Ils durent se glisser malaisément parmi des jambes traîtreusement avancées, des bras pointus aux coudes saillants qui leur disputaient le passage, opposant une résistance sournoise de mauvaises bêtes humaines.

Jacqueline, incommodée, un peu maussade, se serrait contre son compagnon. Elle gémit :

— J’ai froid.

Cinglée par l’air vif qui lui glaçait le bout du nez et le lobe des oreilles.

Schwartzmann, assurant son binocle, regardait vers le ciel où trois appareils étaient en train d’évoluer. Le ronflement des moteurs se percevait ainsi qu’une formidable crécelle.

Jacqueline, qui avait oublié son frère tant qu’elle s’amusait, se mit à penser soudainement à René parce que la populace qui s’agitait autour d’elle, le froid de cette journée pluvieuse et le dépit de voir Hans se désintéresser d’elle momentanément, l’imprégnait d’une détresse obscure qui l’attendrissait.

— Regardez ! disait Schwartzmann.

Jacqueline, presque aussi myope que Hans, mais ne portant pas de lorgnon par coquetterie, avait beau s’efforcer de distinguer quelque chose : dans cet espace immense où une ligne à peine plus grise indiquait l’horizon, ces vagues objets noirs et blancs qui montaient et descendaient, d’un vol indécis, l’émouvaient peu d’être si semblables à quelque oiseau véritable.
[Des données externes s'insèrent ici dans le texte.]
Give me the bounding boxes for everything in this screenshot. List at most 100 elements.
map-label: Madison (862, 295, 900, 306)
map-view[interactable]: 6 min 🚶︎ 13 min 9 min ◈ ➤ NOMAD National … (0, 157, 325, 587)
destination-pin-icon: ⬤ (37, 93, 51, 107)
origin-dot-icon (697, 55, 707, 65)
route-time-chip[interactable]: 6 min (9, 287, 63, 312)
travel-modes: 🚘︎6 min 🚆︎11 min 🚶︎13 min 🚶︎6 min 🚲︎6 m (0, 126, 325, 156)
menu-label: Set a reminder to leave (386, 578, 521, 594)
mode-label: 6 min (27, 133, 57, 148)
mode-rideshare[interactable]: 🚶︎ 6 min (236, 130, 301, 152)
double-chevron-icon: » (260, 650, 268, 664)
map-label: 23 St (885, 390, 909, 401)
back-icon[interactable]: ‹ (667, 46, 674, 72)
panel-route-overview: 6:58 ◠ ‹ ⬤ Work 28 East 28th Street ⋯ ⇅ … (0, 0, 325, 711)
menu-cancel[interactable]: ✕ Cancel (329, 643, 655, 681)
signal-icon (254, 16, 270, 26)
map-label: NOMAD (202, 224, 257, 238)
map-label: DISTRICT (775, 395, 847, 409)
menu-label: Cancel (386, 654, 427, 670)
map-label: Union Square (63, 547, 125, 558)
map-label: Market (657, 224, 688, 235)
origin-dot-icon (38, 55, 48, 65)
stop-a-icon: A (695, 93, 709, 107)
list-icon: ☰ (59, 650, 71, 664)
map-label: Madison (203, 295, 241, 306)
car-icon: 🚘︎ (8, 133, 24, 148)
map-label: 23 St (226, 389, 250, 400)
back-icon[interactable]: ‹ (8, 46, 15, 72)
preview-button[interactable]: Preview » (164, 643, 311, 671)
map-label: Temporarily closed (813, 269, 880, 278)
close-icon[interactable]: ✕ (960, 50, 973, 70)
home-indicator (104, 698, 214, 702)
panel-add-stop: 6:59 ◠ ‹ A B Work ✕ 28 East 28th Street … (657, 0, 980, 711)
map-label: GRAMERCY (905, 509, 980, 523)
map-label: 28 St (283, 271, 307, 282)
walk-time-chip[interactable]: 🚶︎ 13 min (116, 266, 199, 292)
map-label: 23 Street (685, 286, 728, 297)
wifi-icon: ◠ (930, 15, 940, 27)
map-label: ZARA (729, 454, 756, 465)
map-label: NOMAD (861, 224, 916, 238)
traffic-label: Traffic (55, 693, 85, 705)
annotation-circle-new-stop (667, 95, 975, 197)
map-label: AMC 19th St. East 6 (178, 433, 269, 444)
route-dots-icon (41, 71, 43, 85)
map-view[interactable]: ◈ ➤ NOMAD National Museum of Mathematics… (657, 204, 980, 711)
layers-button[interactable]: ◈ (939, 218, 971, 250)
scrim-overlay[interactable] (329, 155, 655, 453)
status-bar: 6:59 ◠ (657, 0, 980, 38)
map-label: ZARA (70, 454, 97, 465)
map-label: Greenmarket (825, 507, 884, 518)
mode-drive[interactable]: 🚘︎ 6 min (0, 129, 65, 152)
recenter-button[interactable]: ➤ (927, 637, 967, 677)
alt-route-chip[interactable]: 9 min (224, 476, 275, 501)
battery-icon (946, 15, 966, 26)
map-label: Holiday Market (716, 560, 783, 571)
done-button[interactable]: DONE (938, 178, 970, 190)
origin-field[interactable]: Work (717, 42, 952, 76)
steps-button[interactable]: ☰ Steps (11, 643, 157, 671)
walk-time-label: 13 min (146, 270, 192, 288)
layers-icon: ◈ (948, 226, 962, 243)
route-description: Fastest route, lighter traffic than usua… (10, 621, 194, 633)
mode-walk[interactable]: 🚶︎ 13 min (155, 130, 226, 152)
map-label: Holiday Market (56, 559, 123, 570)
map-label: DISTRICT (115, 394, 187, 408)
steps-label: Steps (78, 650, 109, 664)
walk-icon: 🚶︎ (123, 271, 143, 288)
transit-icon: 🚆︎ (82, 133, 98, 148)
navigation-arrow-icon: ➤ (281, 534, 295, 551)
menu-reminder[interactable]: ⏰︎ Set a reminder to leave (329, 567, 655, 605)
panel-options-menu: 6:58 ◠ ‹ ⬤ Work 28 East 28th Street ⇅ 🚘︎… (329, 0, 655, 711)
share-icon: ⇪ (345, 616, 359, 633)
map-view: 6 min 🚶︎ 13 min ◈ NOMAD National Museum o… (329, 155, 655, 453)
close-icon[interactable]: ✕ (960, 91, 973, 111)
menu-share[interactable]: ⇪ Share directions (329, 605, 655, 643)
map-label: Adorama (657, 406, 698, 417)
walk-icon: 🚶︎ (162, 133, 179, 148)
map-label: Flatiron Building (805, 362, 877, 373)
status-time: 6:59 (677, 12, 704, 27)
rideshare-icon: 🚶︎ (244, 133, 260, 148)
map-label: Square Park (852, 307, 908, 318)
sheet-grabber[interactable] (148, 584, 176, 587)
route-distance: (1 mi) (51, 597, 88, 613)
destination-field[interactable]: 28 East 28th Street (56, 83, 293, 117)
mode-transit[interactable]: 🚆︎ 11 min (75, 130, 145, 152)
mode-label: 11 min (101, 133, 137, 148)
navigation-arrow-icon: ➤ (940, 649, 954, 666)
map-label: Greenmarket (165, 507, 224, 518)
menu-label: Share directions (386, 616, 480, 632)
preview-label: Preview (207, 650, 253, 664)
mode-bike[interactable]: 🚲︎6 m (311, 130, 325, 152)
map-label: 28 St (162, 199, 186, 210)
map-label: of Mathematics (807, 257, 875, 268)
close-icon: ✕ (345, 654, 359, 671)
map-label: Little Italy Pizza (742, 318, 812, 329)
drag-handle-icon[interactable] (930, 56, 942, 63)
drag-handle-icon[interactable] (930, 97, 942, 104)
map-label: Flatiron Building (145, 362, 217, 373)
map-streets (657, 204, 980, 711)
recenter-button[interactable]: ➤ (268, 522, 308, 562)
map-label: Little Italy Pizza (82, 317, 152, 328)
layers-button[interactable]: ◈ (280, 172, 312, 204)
Comment se représenter qu’il y avait un homme, là dedans ?

Les vociférations du public agaçaient les nerfs de Jacqueline, elle avait l’impression de se trouver dans une fête foraine, insensible à la grandeur du spectacle. Et la jeune fille, reprise par son affection fraternelle, songeait :

« Mme Lafaille doit être arrivée, à présent… Qu’est-ce qu’elle pense ?… Que lui dit-elle ?… Mon Dieu ! Si j’avais su, je serais restée avec eux… J’ai hâte d’être fixée, maintenant… Et je m’ennuie, près de cet homme qui regarde en l’air. »

Là-haut, un aviateur exécutait une série d’exploits hardis ; décrivant des virages impressionnants, se retournant dans une série de vols renversés ; semblant défier l’accident toujours possible qui l’écraserait peut-être un jour sur le sol d’une plaine, tel un pigeon fracassé par un coup de fusil.